I think of examples along the lines of Florence Nightingale's diagram: 

but also "impressive" visualizations of key statistical concepts, such as more special ways to present something like

That is, I think of something like a sister thread to Most famous statisticians or Famous statistical quotations.
Please post one example per answer and provide explanations to (a) support the claim of "famous" or "impressive" and (b) explain why the graphics deserve that reputation.
 A: I'll put up a non-traditional answer: Feynman Diagrams (i.e. not statistical, but definately data related).
Feynman Diagrams are a tool for organizing computations in field theories in physics.  
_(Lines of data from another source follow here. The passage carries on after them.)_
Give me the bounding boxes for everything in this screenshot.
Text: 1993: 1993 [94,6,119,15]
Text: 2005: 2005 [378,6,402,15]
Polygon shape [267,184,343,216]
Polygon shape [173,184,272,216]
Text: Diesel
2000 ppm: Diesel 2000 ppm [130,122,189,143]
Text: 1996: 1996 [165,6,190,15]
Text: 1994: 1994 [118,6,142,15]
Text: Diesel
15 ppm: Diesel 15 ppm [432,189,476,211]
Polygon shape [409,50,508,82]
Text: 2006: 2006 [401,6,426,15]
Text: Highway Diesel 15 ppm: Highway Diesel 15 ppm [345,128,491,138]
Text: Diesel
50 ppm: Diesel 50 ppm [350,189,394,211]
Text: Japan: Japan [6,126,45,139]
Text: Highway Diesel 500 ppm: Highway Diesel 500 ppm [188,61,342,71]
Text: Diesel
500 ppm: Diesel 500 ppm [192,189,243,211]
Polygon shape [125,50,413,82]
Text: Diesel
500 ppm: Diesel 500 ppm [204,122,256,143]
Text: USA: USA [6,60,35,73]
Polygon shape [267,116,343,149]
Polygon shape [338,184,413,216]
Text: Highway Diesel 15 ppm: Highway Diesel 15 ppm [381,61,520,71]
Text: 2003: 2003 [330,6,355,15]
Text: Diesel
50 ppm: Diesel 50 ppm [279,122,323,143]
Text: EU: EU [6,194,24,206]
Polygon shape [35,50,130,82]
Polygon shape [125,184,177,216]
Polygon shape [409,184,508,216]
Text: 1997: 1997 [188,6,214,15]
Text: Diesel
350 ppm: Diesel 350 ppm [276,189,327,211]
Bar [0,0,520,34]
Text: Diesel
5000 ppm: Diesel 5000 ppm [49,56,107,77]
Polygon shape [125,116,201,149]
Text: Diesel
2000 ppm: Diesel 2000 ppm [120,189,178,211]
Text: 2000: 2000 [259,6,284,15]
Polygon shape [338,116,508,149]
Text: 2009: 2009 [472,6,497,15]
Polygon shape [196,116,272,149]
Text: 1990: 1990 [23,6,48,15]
Feynman first invented them to organize terms in computations in quantum electrodynamics (QED) (so the "data" being organized here are the terms in a very difficult computation).  They are a combinatorial device used to encode all the ways in which certain events can occur in QED, or more formally, all the terms appearing in a mathematical expansion for the probability amplitude of an event.  
They way they organized the data occurring in these computations allowed Feynman to show that QED did not produce infinite probabilities, an achievement called renormalization, for which he won a Nobel prize.  Two other men, Julian Schwinger and Sin-Itiro Tomonaga, also won a Nobel for the same achievement, but it is Feynman's techniques, aided by his diagrams, that have stood the test of time.
A famous example is the Penguin Diagram

which were invented when physicists were discovering that some very natural symmetries did not hold in nature (parity and charge conjugation).
A: Charles Joseph Minrad's https://en.wikipedia.org/wiki/Charles_Joseph_Minard famous map presenting Napoleon's rather catastrophic russian campaign in 1812:

The map shows multiple variables at once, most clear the (diminishing!) number of troops, and where and when they retreated or simply vanished, but also temperature (the below part of the map) and time. 
Edward Tufte https://en.wikipedia.org/wiki/Edward_Tufte said about this map that it

may well be the best statistical graphic ever drawn

see E Tufte: "The Visual Display of Quantitative Information" p. 40. so it certainly belongs in this thread!